Every legitimate long term study of major non surgical weight loss shows that it doesn't happen for the vast, vast majority of people. It's basically freakish when succesful in the long term.
1) ["In controlled settings, participants who remain in weight loss programs usually lose approximately 10% of their weight. However, one third to two thirds of the weight is regained within 1 year, and almost all is regained within 5 years. "](http://www.ncbi.nlm.nih.gov/pubmed/1580453)
2) Giant meta study of long term weight loss: ["Five years after completing structured weight-loss programs, the average individual maintained a weight loss of >3% of initial body weight."](http://ajcn.nutrition.org/content/74/5/579.full)

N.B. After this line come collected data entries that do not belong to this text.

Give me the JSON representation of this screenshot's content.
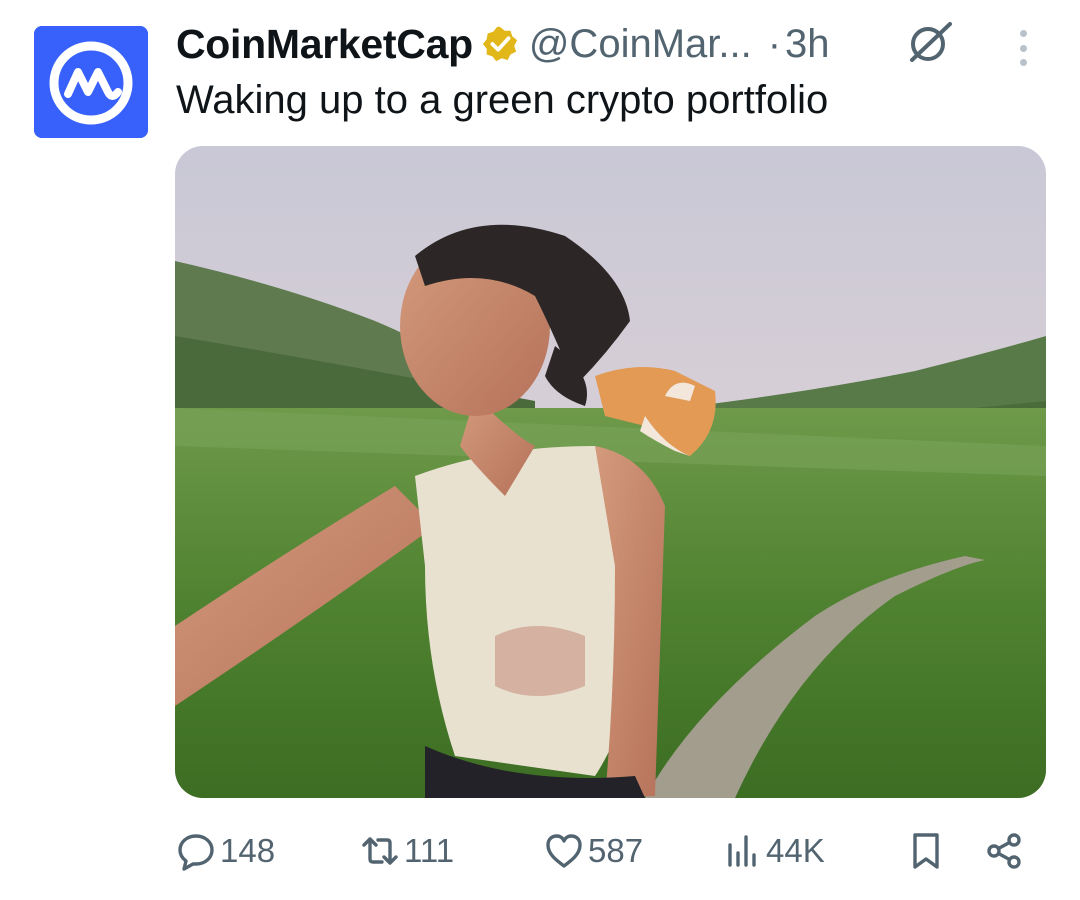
{
  "tweet": {
    "author_name": "CoinMarketCap",
    "handle": "@CoinMar...",
    "separator": "·",
    "time": "3h",
    "text": "Waking up to a green crypto portfolio"
  },
  "media": {
    "type": "video",
    "muted": true
  },
  "actions": {
    "replies": "148",
    "reposts": "111",
    "likes": "587",
    "views": "44K"
  },
  "icons": {
    "avatar": "coinmarketcap-logo",
    "verified": "gold-verified-badge",
    "grok": "grok-icon",
    "more": "more-vertical-icon",
    "mute": "volume-muted-icon",
    "reply": "reply-icon",
    "repost": "repost-icon",
    "like": "heart-icon",
    "views": "views-icon",
    "bookmark": "bookmark-icon",
    "share": "share-icon"
  },
  "colors": {
    "brand": "#3861fb",
    "verified_gold": "#e2b719",
    "secondary_text": "#536471",
    "primary_text": "#0f1419"
  }
}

3) Less Scientific: [Weight Watcher's Failure - "about two out of a thousand Weight Watchers participants who reached goal weight stayed there for more than five years."](https://fatfu.wordpress.com/2008/01/24/weight-watchers/)
4) [The reason why it's impossible seems to be that although calories in < calories out works, the body of a fat person makes it extremely difficult psychologically to eat less.](http://www.nytimes.com/2012/01/01/magazine/tara-parker-pope-...) This is borne out by the above data.
5) [The only thing that does seem to work in the long term is gastric surgery.](http://www.ncbi.nlm.nih.gov/pmc/articles/PMC1421028/)
Moreover, you won't find any reputable study on the web where the average person lost 10%+ of their body weight and kept it off for five years. Not even one.